Published: 30 March 2007

Abstract

Background

Protease-activated receptors (PAR) are present in the urinary bladder, and their expression is altered in response to inflammation. PARs are a unique class of G protein-coupled that carry their own ligands, which remain cryptic until unmasked by proteolytic cleavage. Although the canonical signal transduction pathway downstream of PAR activation and coupling with various G proteins is known and leads to the rapid transcription of genes involved in inflammation, the effect of PAR activation on the downstream transcriptome is unknown.

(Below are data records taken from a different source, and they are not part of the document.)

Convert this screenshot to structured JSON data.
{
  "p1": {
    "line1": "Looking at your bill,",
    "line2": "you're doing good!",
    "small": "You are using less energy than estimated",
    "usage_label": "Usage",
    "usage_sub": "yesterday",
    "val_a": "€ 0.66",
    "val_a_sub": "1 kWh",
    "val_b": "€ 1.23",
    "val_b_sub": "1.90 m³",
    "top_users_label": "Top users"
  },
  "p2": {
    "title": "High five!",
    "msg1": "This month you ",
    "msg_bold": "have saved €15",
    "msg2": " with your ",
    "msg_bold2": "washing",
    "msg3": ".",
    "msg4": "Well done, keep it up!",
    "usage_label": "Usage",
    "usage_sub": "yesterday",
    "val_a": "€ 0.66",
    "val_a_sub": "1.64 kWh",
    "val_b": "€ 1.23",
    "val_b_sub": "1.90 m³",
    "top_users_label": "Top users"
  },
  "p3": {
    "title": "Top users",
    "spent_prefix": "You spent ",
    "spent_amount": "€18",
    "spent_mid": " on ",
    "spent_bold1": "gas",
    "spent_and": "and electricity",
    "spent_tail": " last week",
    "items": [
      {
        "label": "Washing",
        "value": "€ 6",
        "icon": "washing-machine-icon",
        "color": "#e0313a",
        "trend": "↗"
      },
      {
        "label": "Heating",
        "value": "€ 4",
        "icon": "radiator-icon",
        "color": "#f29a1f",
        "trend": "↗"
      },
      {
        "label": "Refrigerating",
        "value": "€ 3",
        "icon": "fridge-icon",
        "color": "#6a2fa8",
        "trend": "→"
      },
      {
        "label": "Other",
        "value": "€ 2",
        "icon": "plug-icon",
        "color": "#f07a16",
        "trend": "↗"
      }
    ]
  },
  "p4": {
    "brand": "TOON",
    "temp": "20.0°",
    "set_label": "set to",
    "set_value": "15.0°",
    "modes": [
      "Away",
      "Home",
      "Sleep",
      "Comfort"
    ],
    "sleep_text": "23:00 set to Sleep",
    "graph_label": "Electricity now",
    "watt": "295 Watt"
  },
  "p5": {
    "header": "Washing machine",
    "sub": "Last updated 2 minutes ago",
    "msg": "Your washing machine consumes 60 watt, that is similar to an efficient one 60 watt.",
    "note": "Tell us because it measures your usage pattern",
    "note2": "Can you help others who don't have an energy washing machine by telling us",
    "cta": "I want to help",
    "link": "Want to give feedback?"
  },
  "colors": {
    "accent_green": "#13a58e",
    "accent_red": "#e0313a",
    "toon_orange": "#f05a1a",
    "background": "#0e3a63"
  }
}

We have shown that intravesical administration of PAR-activating peptides leads to an inflammatory reaction characterized by edema and granulocyte infiltration. Moreover, the inflammatory response to intravesical instillation of known pro-inflammatory stimuli such as E. coli lipopolysaccharide (LPS), substance P (SP), and antigen was strongly attenuated by PAR1- and to a lesser extent by PAR2-deficiency.

Results

Here, cDNA array experiments determined inflammatory genes whose expression is dependent on PAR1 activation. For this purpose, we compared the alteration in gene expression in wild type and PAR1-/- mice induced by classical pro-inflammatory stimuli (LPS, SP, and antigen). 75 transcripts were considered to be dependent on PAR-1 activation and further annotated in silico by Ingenuity Pathways Analysis (IPA) and gene ontology (GO). Selected transcripts were target validated by quantitative PCR (Q-PCR). Among PAR1-dependent transcripts, the following have been implicated in the inflammatory process: b2m, ccl7, cd200, cd63, cdbpd, cfl1, dusp1, fkbp1a, fth1, hspb1, marcksl1, mmp2, myo5a, nfkbia, pax1, plaur, ppia, ptpn1, ptprcap, s100a10, sim2, and tnfaip2. However, a balanced response to signals of injury requires a transient cellular activation of a panel of genes together with inhibitory systems that temper the overwhelming inflammation. In this context, the activation of genes such as dusp1 and nfkbia seems to counter-balance the inflammatory response to PAR activation by limiting prolonged activation of p38 MAPK and increased cytokine production. In contrast, transcripts such as arf6 and dcnt1 that are involved in the mechanism of PAR re-sensitization would tend to perpetuate the inflammatory reaction in response to common pro-inflammatory stimuli.

Conclusion

The combination of cDNA array results and genomic networks reveals an overriding participation of PAR1 in bladder inflammation, provides a working model for the involvement of downstream signaling, and evokes testable hypotheses regarding the transcriptome downstream of PAR1 activation.

It remains to be determined whether or not mechanisms targeting PAR1 gene silencing or PAR1 blockade will ameliorate the clinical manifestation of cystitis.